Housing supply, inequality and the under 30s
Recently the BBC reported research by DataLoft showing that people under 30 are facing a growing “cost-of-renting” crisis due to a lack of supply of housing, as demand for housing rises.
Elton Papri, a lettings manager at a Dudley-based branch of estate agent Shipways, said under 30s were “struggling at the moment” as there were not enough homes on the market.
Growing share of under-30s pay unaffordable rent
Housing is a major cause of inequality as old and affluent property owners increase their wealth and the young and the poor pay more rent.
Housing affordability and housing demand
Dame Kate Barker’s evidence to the Treasury Select Committee’s inquiry into housing policy noted the role of incomes in determining housing demand:
Indeed, house prices respond a lot to income growth […] the result of that is that people with money do get the space they want. People without money do not get the space.

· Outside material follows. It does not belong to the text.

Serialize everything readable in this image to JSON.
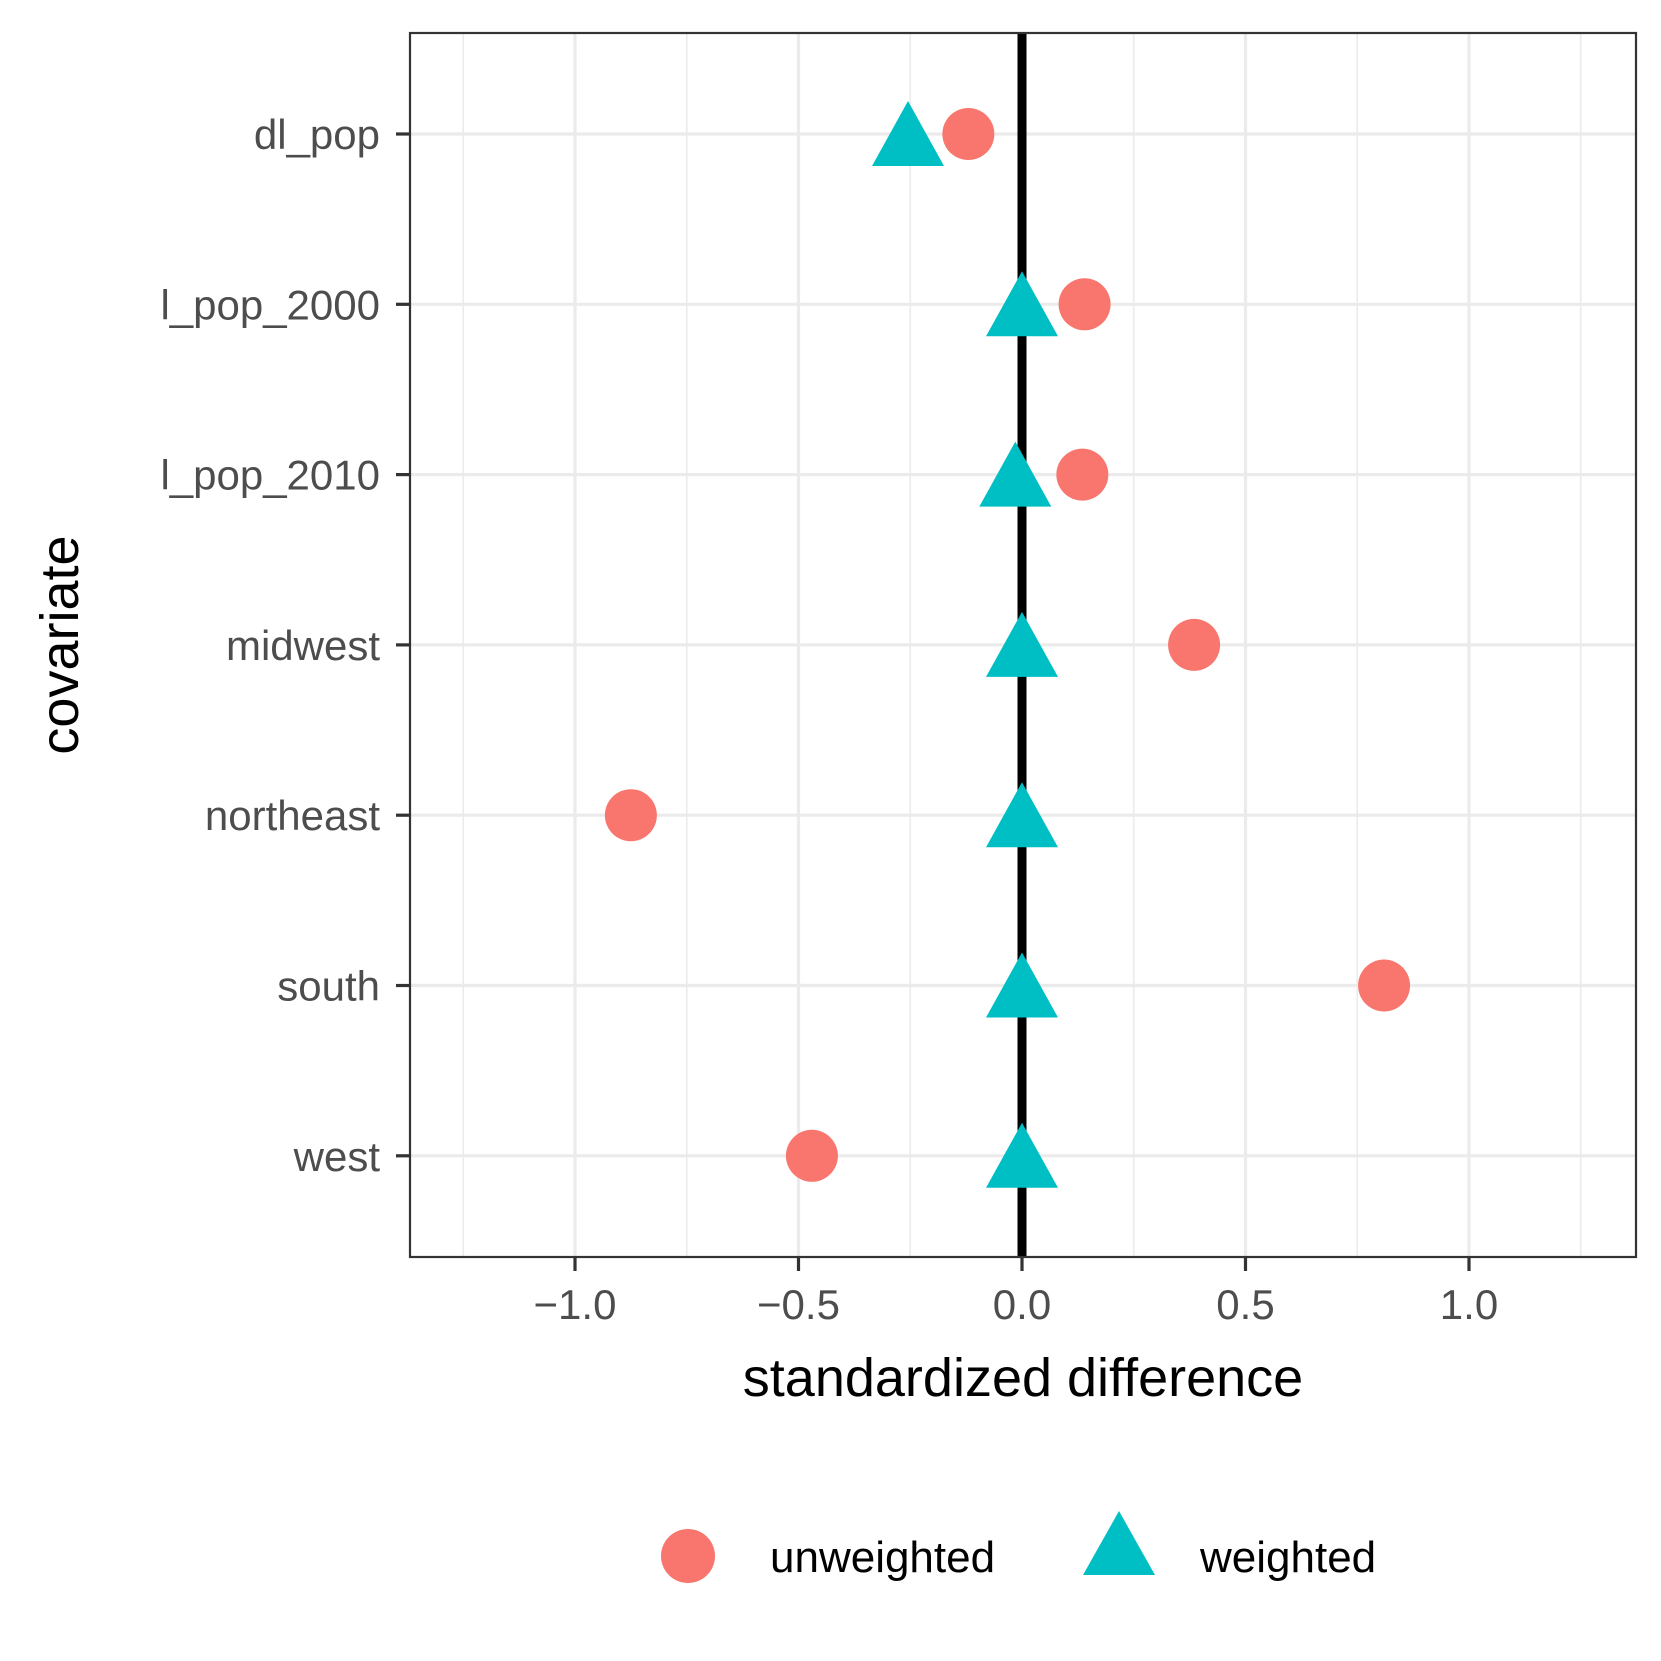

So, people who are better off, drive market rates, increasing housing demand. The less well off are squeezed.
Planning Gain and Property Location Rights
When planning permission is granted for a building on a plot of land, it becomes more valuable:
In York, an area of agricultural land big enough for a house has a value of less than £700. This increases to around £200,000 when planning permission is given to locate a house on the plot.
Planning gain in the York Local Plan
This increase in value is planning gain, due to the right to locate a house on the land. Planning permission has created a new legal right: a Property Location Right.
A Property Location Right is a considerable proportion of the value of most buildings. If a building is removed but the right to have a building located on its plot remains, there can be considerable value left because of this Property Location Right. That’s why buildings are usually insured for less than their market value because even when a building is burnt down, value remains.
At the time planning permission is granted planning gain is equal to the Property Location Right that is created. At other times the value of Property Location Rights could be estimated but rarely are. They should be because of their enormous value.
Office of National Statistics & Property Location Rights
The Office of National Statistics do estimate the combined value of land and Property Location Rights for the UK but use the term land value for this combination. But land is a physical asset and a Property Location Right is a form of intellectual property, like patents. They are separate categories, and can be valued separately.
The article, Planning Permission is not a Natural Resource, attempts to separate the two. It calculates the value of Property Location Rights to be 50% of UK national wealth. The total value UK land, separated from Property Location Rights is only 3%.
The Category Mistake
Adding the value of a physical resource, land, to the value of a legal entity, a Property Location Right is not a Category Mistake in inself. The mistake occurs when the property “natural resource” is assigned to the combination.
Land my be a natural resource, a Property Location Right is not.
This “mistake” helps to disguise the artificial nature of the planning system, which is being used to transfer vast wealth from young and poor to old and affluent.